There is no getting away from the fact that we all age. And if you are helping a loved one through some of the big changes that can come from again, then you will be part of enjoying the good times with them, as well as those tougher times. A lot can change and there will be new things to get used to. It can be hard for you all to accept some of the changes that do come, as the changes can be physical, emotional, and practical. So if you are helping an elderly parent, for example, it can be a real challenge for you, just as it will be for them if they have been used to being completely independent in life before.

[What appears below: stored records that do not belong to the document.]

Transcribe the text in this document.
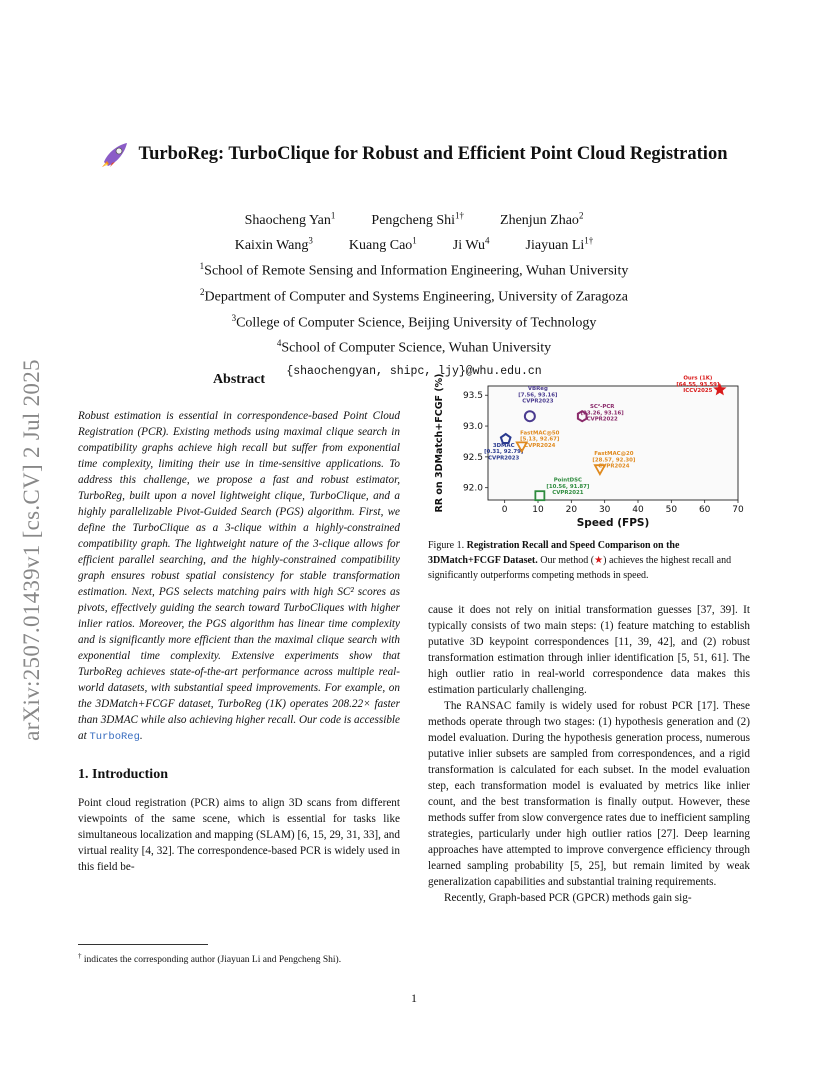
arXiv:2507.01439v1 [cs.CV] 2 Jul 2025
TurboReg: TurboClique for Robust and Efficient Point Cloud Registration
Shaocheng Yan$^1$	Pengcheng Shi$^{1\dagger}$	Zhenjun Zhao$^2$
Kaixin Wang$^3$	Kuang Cao$^1$	Ji Wu$^4$	Jiayuan $Li^{1\dagger}$
$^1$School of Remote Sensing and Information Engineering, Wuhan University
$^2$Department of Computer and Systems Engineering, University of Zaragoza
$^3$College of Computer Science, Beijing University of Technology
$^4$School of Computer Science, Wuhan University
{shaochengyan, shipc, ljy}@whu.edu.cn
Abstract

Robust estimation is essential in correspondence-based Point Cloud Registration (PCR). Existing methods using maximal clique search in compatibility graphs achieve high recall but suffer from exponential time complexity, limiting their use in time-sensitive applications. To address this challenge, we propose a fast and robust estimator, TurboReg, built upon a novel lightweight clique, TurboClique, and a highly parallelizable Pivot-Guided Search (PGS) algorithm. First, we define the TurboClique as a 3-clique within a highly-constrained compatibility graph. The lightweight nature of the 3-clique allows for efficient parallel searching, and the highly-constrained compatibility graph ensures robust spatial consistency for stable transformation estimation. Next, PGS selects matching pairs with high SC² scores as pivots, effectively guiding the search toward TurboCliques with higher inlier ratios. Moreover, the PGS algorithm has linear time complexity and is significantly more efficient than the maximal clique search with exponential time complexity. Extensive experiments show that TurboReg achieves state-of-the-art performance across multiple real-world datasets, with substantial speed improvements. For example, on the 3DMatch+FCGF dataset, TurboReg (1K) operates 208.22× faster than 3DMAC while also achieving higher recall. Our code is accessible at TurboReg.

1. Introduction

Point cloud registration (PCR) aims to align 3D scans from different viewpoints of the same scene, which is essential for tasks like simultaneous localization and mapping (SLAM) [6, 15, 29, 31, 33], and virtual reality [4, 32]. The correspondence-based PCR is widely used in this field be-

† indicates the corresponding author (Jiayuan Li and Pengcheng Shi).
0	10 20 30 40 50 60 70
92.0
92.5
93.0
93.5
Speed (FPS)
RR on 3DMatch+FCGF (%)	Ours (1K)
[64.55, 93.59]
ICCV2025
VBReg
[7.56, 93.16]
CVPR2023
SC²-PCR
[23.26, 93.16]
CVPR2022
3DMAC
[0.31, 92.79]
CVPR2023
FastMAC@50
[5.13, 92.67]
CVPR2024
FastMAC@20
[28.57, 92.30]
CVPR2024
PointDSC
[10.56, 91.87]
CVPR2021

Figure 1. Registration Recall and Speed Comparison on the 3DMatch+FCGF Dataset. Our method (★) achieves the highest recall and significantly outperforms competing methods in speed.

cause it does not rely on initial transformation guesses [37, 39]. It typically consists of two main steps: (1) feature matching to establish putative 3D keypoint correspondences [11, 39, 42], and (2) robust transformation estimation through inlier identification [5, 51, 61]. The high outlier ratio in real-world correspondence data makes this estimation particularly challenging.

The RANSAC family is widely used for robust PCR [17]. These methods operate through two stages: (1) hypothesis generation and (2) model evaluation. During the hypothesis generation process, numerous putative inlier subsets are sampled from correspondences, and a rigid transformation is calculated for each subset. In the model evaluation step, each transformation model is evaluated by metrics like inlier count, and the best transformation is finally output. However, these methods suffer from slow convergence rates due to inefficient sampling strategies, particularly under high outlier ratios [27]. Deep learning approaches have attempted to improve convergence efficiency through learned sampling probability [5, 25], but remain limited by weak generalization capabilities and substantial training requirements.

Recently, Graph-based PCR (GPCR) methods gain sig-

1
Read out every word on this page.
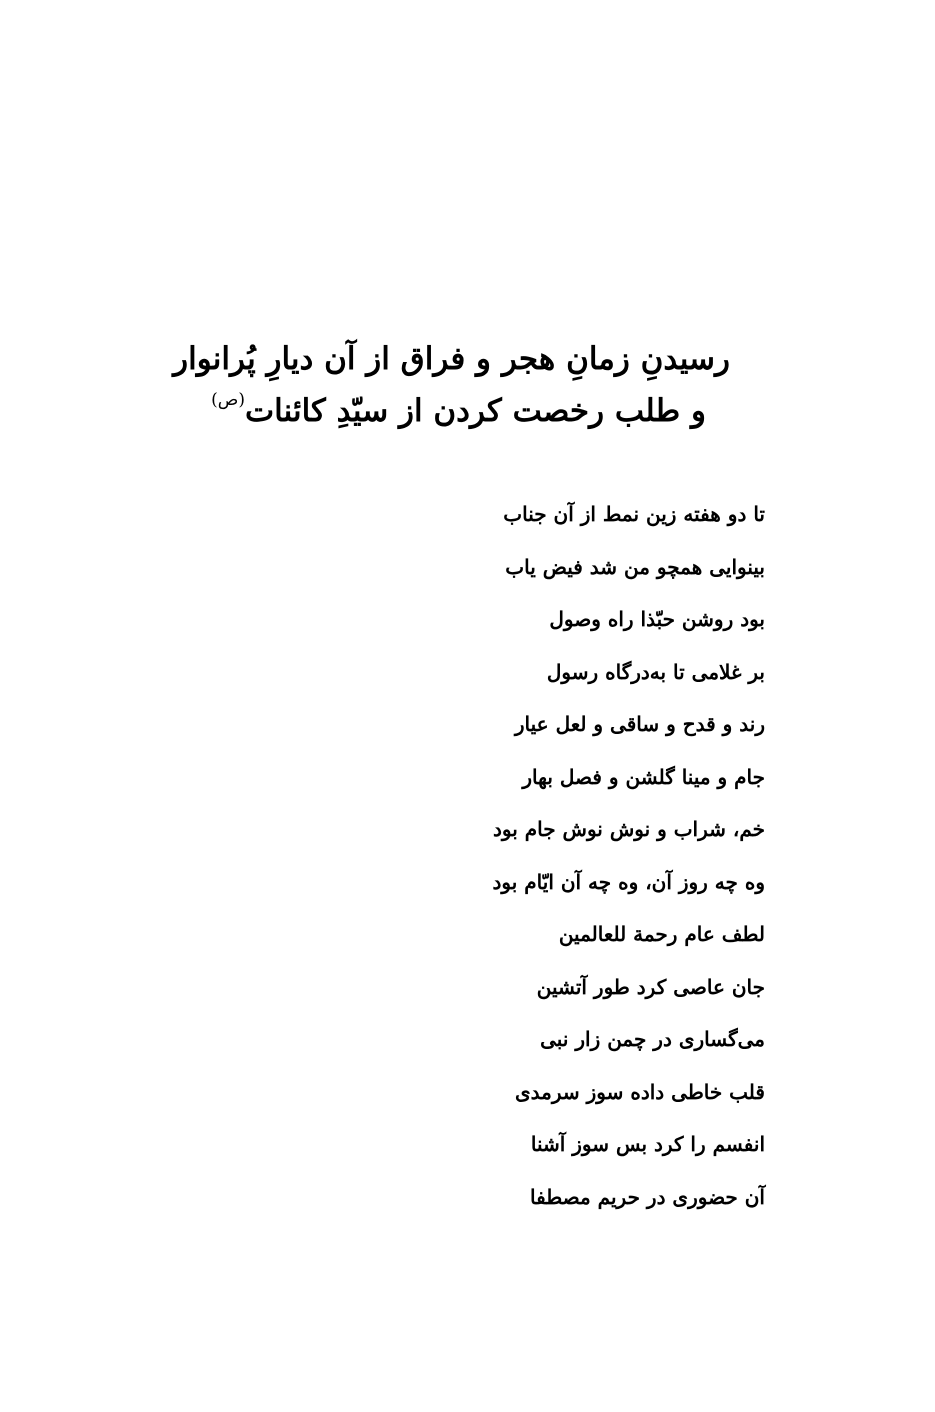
رسیدنِ زمانِ هجر و فراق از آن دیارِ پُرانوار
و طلب رخصت کردن از سیّدِ کائنات$^{(ص)}$
تا دو هفته زین نمط از آن جناب
بینوایی همچو من شد فیض یاب
بود روشن حبّذا راه وصول
بر غلامی تا به‌درگاه رسول
رند و قدح و ساقی و لعل عیار
جام و مینا گلشن و فصل بهار
خم، شراب و نوش نوش جام بود
وه چه روز آن، وه چه آن ایّام بود
لطف عام رحمة للعالمین
جان عاصی کرد طور آتشین
می‌گساری در چمن زار نبی
قلب خاطی داده سوز سرمدی
انفسم را کرد بس سوز آشنا
آن حضوری در حریم مصطفا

If you are the person who will be making a lot of the decisions, then it can feel like even more pressure. But the more prepared that you are, the more ready you will be to help your loved one to deal with changes, as well as help yourself deal with it all too. So here are some things to be thinking about.
Is It Time to Move?
As people tend to get older, then their needs are going to change. The home that they have lived in for years may not be suited for how they need to live their life. For example, if they have a lot of stairs in their home, and only a bathroom on the second floor, then that is going to be difficult for someone who needs help walking on their own. You may be able to work a solution, and it could be something as simple as finding canes for sale and choosing one for them. But it may be time to think about moving them to a bungalow perhaps, or to move in with you or another carer. You could also think about assisted living spaces or nursing homes, depending on the need.
Are They OK to Drive?
If your loved one has been able to drive a car until now, then you need to assess whether it is a good idea for them to be doing so now. Their doctor could do an evaluation to see if they will be able to, but generally, you will have an idea of if they can or can’t (they might even choose themselves that they don’t want to). But really, if the decision is for them to not drive, it can be hard to deal with. It isn’t necessarily about driving that will bother them. Rather, it is all about the loss of independence that they will be feeling. For many, driving is what keeps them active and involved with those around them. So looking for options to help is something to think about.
As we get older there are people around us that we are going to lose. And for older people, it can a spouse that they could lose and have to adjust to life without; the grief can last for a long time. There can be changes in mood and emotions, so being a constant support and helping them to keep busy, as much as possible, is a good idea.